Enerji bağımsızlığı ve güvenliği sorunumuzu nasıl çözeriz? Cevabı basit: Elimizdeki kaynaklarla ve yapacağımız tasarruflarla.
“Elimizde ne kaynak var ki, sonuçta doğalgaz ve petrol fakiri bir ülkeyiz. Elimizdeki linyit kömürünün de verimliliği çok düşük,” diyebilirsiniz. Haklısınız.
Ancak elimizde yüksek bir yenilenebilir enerji kaynağımız var diyebilirim: Başka bir deyişle güneşimiz, rüzgarımız, suyumuz (hidro elektrik santralleri konusunun da her işte yaptığımız gibi tam tabiriyle suyunu çıkardık), yeraltı kaynaklarımız (jeotermal), üzerinde çalışılırsa biyokütle ve biyoyakıt enerji potansiyelimiz var.
Bana göre (ölçüm yapılırsa görülür) Türkiye’nin sadece güneş enerji potansiyeli tüm Türkiye’nin elektrik ihtiyacını karşılamaya yeter. Hatta işin içine diğer yenilenebilir enerji kaynakları girdiğinde Türkiye’nin ihtiyacı olan enerji rahatlıkla karşılanabilir. Buna merkezileşmiş ve bağımsız sistemler de dahil. Yani başka bir tabirle ister enerji santrali kurun ister evinize mikro sistemler yapın (örnek: fotovoltaik paneller), 50.000 MW’ın üzerinde olan elektrik tüketimimizi sadece yenilenebilir enerji kaynaklarıyla rahatlıkla karşılayabiliriz. Sektörün içinde olan bazı profesyonellerin güneş ve rüzgar gibi kaynaklarla günün 24 saatinde elektrik nasıl üretiriz, talebi karşılamak açısından yenilenebilir enerji kaynaklarına nasıl %100 güveniriz dediklerini duyar gibi oluyorum. Bunun da hemen cevabını vereyim. Hiç merak etmesinler günümüzde hibrit sistemlerle ve ısı depolama gibi teknolojilerle artık günün 24 saati temiz, yani doğayla barışık enerji üretmek mümkündür. Bütün insanlığa hayırlı olsun.

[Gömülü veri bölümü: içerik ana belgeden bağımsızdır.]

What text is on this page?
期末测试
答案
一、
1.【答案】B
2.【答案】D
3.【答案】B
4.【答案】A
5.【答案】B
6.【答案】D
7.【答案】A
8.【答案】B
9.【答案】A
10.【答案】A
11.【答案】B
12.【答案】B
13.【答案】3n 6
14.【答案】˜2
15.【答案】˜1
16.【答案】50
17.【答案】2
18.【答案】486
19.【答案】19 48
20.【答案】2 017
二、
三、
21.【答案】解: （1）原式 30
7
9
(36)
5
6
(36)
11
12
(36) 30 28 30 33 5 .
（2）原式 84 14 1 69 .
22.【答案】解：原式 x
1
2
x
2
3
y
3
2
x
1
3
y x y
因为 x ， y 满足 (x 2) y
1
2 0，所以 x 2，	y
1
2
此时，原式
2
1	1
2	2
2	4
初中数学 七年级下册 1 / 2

Şunu da belirtmem lazım: Memlekette nüfus artıyor, ayrıca şehirleşmeyle birlikte nüfusun ihtiyaçları da artıyor, iklim değişikliğinden kaynaklanan enerji talep artışı var, endüstrileşme de son hızla devam ediyor. Yani enerjiye olan talep her sene artıyor. Bu artan talebi de yenilenebilir enerji kaynaklarımızla rahatlıkla karşılayabiliriz. Yeter ki bu konuda gerekli adımlar atılsın (atılması gereken adımlarla ilgili de bir yazı yazacağım) ve yatırımlar yenilenebilir enerji kaynaklarına çok daha büyük bir oranda artarak devam etsin. Güneş enerji potansiyeli olarak İspanya’dan sonra Avrupa’nın en iyi 2. güneş verilerine sahip olduğumuzu da unutmayalım (yazının sonundaki not bölümüne bakınız).

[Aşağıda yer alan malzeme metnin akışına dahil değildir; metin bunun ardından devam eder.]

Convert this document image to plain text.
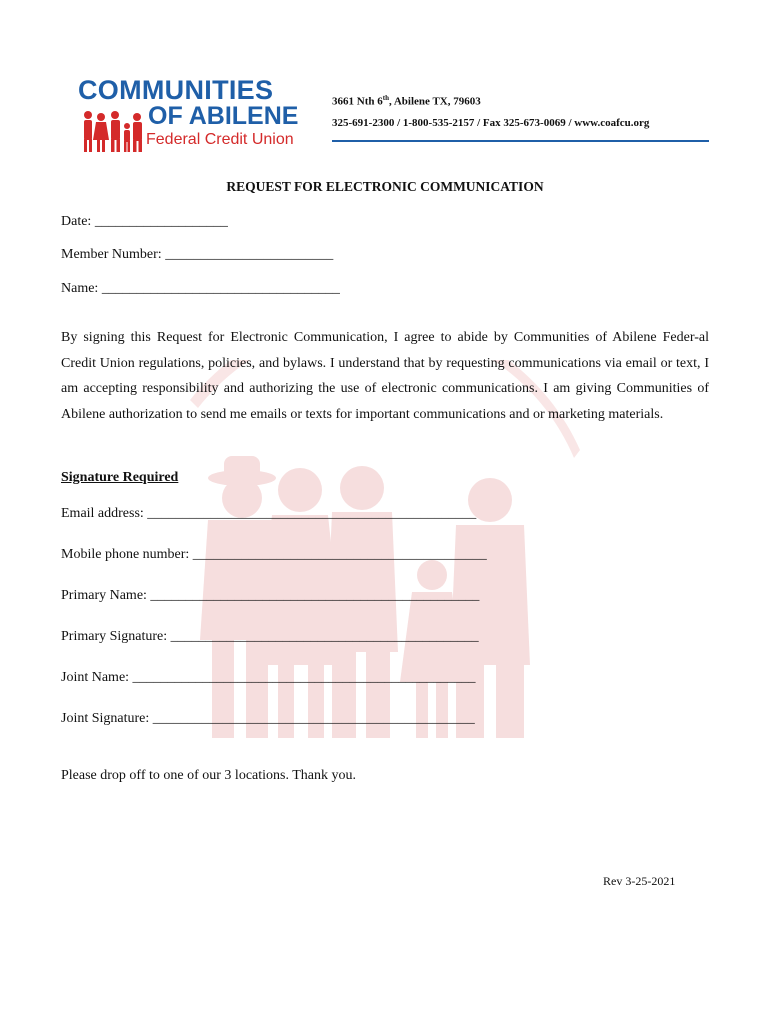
COMMUNITIES
OF ABILENE
Federal Credit Union
3661 Nth 6th, Abilene TX, 79603
325-691-2300 / 1-800-535-2157 / Fax 325-673-0069 / www.coafcu.org
REQUEST FOR ELECTRONIC COMMUNICATION
Date: ___________________
Member Number: ________________________
Name: __________________________________
By signing this Request for Electronic Communication, I agree to abide by Communities of Abilene Feder-al Credit Union regulations, policies, and bylaws. I understand that by requesting communications via email or text, I am accepting responsibility and authorizing the use of electronic communications. I am giving Communities of Abilene authorization to send me emails or texts for important communications and or marketing materials.
Signature Required
Email address: _______________________________________________
Mobile phone number: __________________________________________
Primary Name: _______________________________________________
Primary Signature: ____________________________________________
Joint Name: _________________________________________________
Joint Signature: ______________________________________________
Please drop off to one of our 3 locations. Thank you.
Rev 3-25-2021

Bir de işin tasarruf tarafı var. Enerji verimliliği çok ciddiye alınması gereken bir konudur. Sektörün içinde bulunan herkes bilir ki “en ucuz enerji kaynağı tasarruf edilmiş olan enerjidir”. Bu konuda halihazırda bazı iyi niyetli adımlar atılmaktadır ancak bana göre bu adımlar da yeterli değildir, sektörün toparlanması gerekmektir ve yapılması gereken çok iş vardır (enerji verimliliği konusunda da yapılması gerekenleri yazacağım).
Peki bu aşamada bana şu soruları sorabilirsiniz: Elimizde bu kadar yenilenebilir enerji kaynağı varken neden fosil yakıt tüketimi ve enerji ithalatımız sürekli artıyor ve ekonomimize zarar vermeye devam ediyor? Enerjide dışa bağımlılığın bu kadar yüksek olduğu ülkemizde riskleri minimize edecek önlemler neden alınmıyor? Enerji verimliliğine neden daha fazla önem verilmiyor, bu konuda tüketiciler neden bilinçlendirilmiyor?
Açıkçası bu soruların cevabını ben de bilmiyorum.
Ancak bildiğim birşey var, o da güneş zengini bir ülke olduğumuz ve rüzgar, jeotermal, biyoyakıt gibi diğer yenilenebilir enerji kaynaklarımızın da çok ciddi bir potansiyelinin olduğu. Türkiye’nin enerji verimliliğiyle optimum seviyelere getirilmiş enerji ihtiyacını sadece yenilenebilir enerji kaynaklarıyla karşıladığımızı düşünün bir kere. Hem cari açığı çok ciddi oranda azaltır ekonomimizin rahat bir nefes almasını sağlarız, hem karbon salınımı ve dolayısıyla doğaya vermiş olduğumuz zararı çok ciddi oranda azaltırız, hem de ulusal güvenlik açısından enerji bağımsızlığını sağladığımız takdirde hiçbir ülkeye bağımlı kalmayız. Bu elbetteki bir süreç işi, belli bir zamana ihtiyacımız var. Yeter ki ülke olarak kendimize doğru hedefler koyalım ve uygulamasını eksiksiz yapalım.
Not: Güneş potansiyeli deyince iki tip ışından bahsetmek gerekiyor. Direkt (özellikle konsantre solar enerji teknolojilerinde kriter olarak alınır) ve yatay (fotovoltaik teknolojilerin kriteridir). Benim burada bahsettiğim direkt ışınlar yani teknik adıyla “Direct Normal Irradiance” (DNI), güneşten gelen direkt ışın radyasyonun eş anlamı oluyor.